Les négociations menées par l’émissaire française s’amorcent véritablement au camp de Sultaniéh où la cour impériale a pris ses quartiers d’été : « j’habitais le palais de Mirza-Riza-Couly, où j’étais descendu. Un grand nombre de seigneurs persans et d’Arméniens guidés par la curiosité et surtout par le désir de faire une chose agréable au Shah, me rendirent visite »[33]. Feth-Ali-Shah lui-même le rencontre, avec tous les honneurs, à plusieurs reprises ; il lui fait de magnifiques présents (en particuliers de précieux manuscrits persans) et surtout l’assure de ses bonnes dispositions pour la France. Il est notamment arrêté l’envoi de l’ambassadeur Mirza-Mahmoud-Riza Khan, chargé de finaliser le traité auprès de Napoléon. Le 14 juillet 1806 Jaubert, accompagné par une imposante escorte persane, prend le chemin du retour par Zenghian, Tauris, Van, Khoï ; en terre ottomane, il passe par Trébizonde, Sinope, Coumdjughaz et, par la mer noire, débarque à Constaninople le 31 octobre 1806 où il est rejoint par l’ambassadeur persan.

Jaubert et Mirza-Mahmoud-Riza prennent alors la direction de Varsovie où se trouve un Napoléon au fait de sa gloire. Après les victoires de Iéna et d’Auerstädt (en octobre 1806), l’empereur français est entré à Berlin puis à Varsovie, après Eylau (en février 1807) il se replie au château de Finkenstein (en Prusse orientale). C’est là, fin avril 1807, qu’il reçoit en audience solennelle l’ambassadeur persan (Jaubert servant d’interprète) qui, préalablement, s’était entretenu avec le ministre français des affaires étrangères à Varsovie. Le 4 mai 1807 un traité d’alliance franco-perse constitué de seize articles est signé : Napoléon, en vue d’une lutte commune contre la Russie et l’Angleterre, s’engage à fournir à la Perse des armes (fusils à baïonnettes, pièces d’artillerie) et une assistance militaire conséquence (envoi d’officiers des différents corps chargés de la formation et de la logistique) ; en contre partie l’empire perse s’engage à rompre ses relations politiques et commerciales avec l’Angleterre, premiers jalons vers une guerre ouverte ; enfin un projet d’expédition franco-perse contre les Indes anglaises est ébauché (négociations sur la logistique à mettre en place en territoire persan ; tractations à envisager avec les Afghans pour élargir la coalition).

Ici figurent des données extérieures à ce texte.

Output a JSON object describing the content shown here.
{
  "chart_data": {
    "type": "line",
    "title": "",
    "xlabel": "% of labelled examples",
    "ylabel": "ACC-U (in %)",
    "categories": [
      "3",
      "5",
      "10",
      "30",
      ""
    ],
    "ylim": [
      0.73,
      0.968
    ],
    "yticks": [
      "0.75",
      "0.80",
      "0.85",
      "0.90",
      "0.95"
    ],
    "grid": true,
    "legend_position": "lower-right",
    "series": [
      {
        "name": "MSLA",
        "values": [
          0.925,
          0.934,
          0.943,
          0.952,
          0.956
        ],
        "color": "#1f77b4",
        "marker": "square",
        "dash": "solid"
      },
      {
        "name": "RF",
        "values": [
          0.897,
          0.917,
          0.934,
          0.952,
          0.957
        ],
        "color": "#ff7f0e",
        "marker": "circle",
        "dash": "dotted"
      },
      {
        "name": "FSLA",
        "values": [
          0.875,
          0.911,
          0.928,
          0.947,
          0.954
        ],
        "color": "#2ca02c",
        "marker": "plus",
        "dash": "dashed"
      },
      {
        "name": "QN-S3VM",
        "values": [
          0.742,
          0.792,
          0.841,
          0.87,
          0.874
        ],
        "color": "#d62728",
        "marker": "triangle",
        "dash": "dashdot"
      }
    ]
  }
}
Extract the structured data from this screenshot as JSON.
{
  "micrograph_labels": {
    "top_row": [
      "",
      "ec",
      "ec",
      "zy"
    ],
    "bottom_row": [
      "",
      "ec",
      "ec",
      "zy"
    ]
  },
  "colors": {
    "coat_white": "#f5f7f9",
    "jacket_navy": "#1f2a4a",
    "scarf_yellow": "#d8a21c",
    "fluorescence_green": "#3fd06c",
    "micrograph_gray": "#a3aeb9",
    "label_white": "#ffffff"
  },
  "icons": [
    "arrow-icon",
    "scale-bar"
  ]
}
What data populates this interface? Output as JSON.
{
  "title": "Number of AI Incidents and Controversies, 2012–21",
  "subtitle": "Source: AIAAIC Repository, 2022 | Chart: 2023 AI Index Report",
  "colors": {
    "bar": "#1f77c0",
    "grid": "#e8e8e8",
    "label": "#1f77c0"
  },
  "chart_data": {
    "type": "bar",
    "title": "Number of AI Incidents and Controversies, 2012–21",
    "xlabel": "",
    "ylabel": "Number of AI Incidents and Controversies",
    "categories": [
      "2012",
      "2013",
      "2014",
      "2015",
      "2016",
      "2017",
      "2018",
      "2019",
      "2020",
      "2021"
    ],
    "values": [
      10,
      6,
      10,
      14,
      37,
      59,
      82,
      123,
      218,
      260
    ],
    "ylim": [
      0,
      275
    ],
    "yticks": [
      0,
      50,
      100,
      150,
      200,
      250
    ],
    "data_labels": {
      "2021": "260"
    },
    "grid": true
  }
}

Afin de finaliser le traité de Finkenstein, le 10 mai 1807 le général Claude Mathieu de Gardane est nommé chef d’une nouvelle mission en Perse, ministre plénipotentiaire, chargé de régler les détails de la coopération entre les deux puissances. Gardane doit en effet faire ratifier le traité par Feth-Ali-Shah, initier la modernisation de l’armée perse, préparer une expédition vers l’Inde par tout un travail de reconnaissances et de recherches[34]. Pour s’acquitter de cette importante tâche diplomatique et militaire, le général de Gardane est accompagné de cinq diplomates expérimentés, de six interprètes, d’un médecin, de deux aumôniers et de plusieurs officiers de hauts rangs (capitaines ou lieutenants d’infanterie, d’artillerie, du génie, ingénieurs – géographes) ; plusieurs membres de l’expéditions publieront par la suite leurs mémoires ou récits de voyage[35]. Mais Gardane arrive à Téhéran en décembre 1807, six mois après les traités de paix entre l’empereur français et le tsar et l’alliance franco-russe de Tilsit. Cet important revirement diplomatique français allait bien entendu mettre en porte à faux la mission qui se soldera finalement par un retentissant échec.

Conclusion

Le récit de voyage de Jaubert, malgré une publication tardive (1821), ignore l’échec final de la mission, fait abstraction de l’ambassade de Gardane, peut-être par complaisance, sans doute en raison d’une écriture antérieure, pendant ou immédiatement après le périple. Comme l’avance en 1822 les « Nouvelle Annales des voyages », ce récit, avant sa parution, a cependant été remanié sur le fond par l’auteur lui-même utilisant des sources scientifiques multiples, sur la forme par Monsieur Henri :

Jaubert… a eu la conscience scrupuleuse pour comparer ses propres observations à toutes celles des voyageurs et écrivains précédents, dont il a trouvé la collection complète dans la riche bibliothèque de M. Langlès, ami non moins obligeant et généreux, qu’il est orientaliste laborieux et habile. M. Henri, traducteur élégant de plusieurs relations de voyage, a revu le travail de M. de Jaubert, sous le rapport du style[36].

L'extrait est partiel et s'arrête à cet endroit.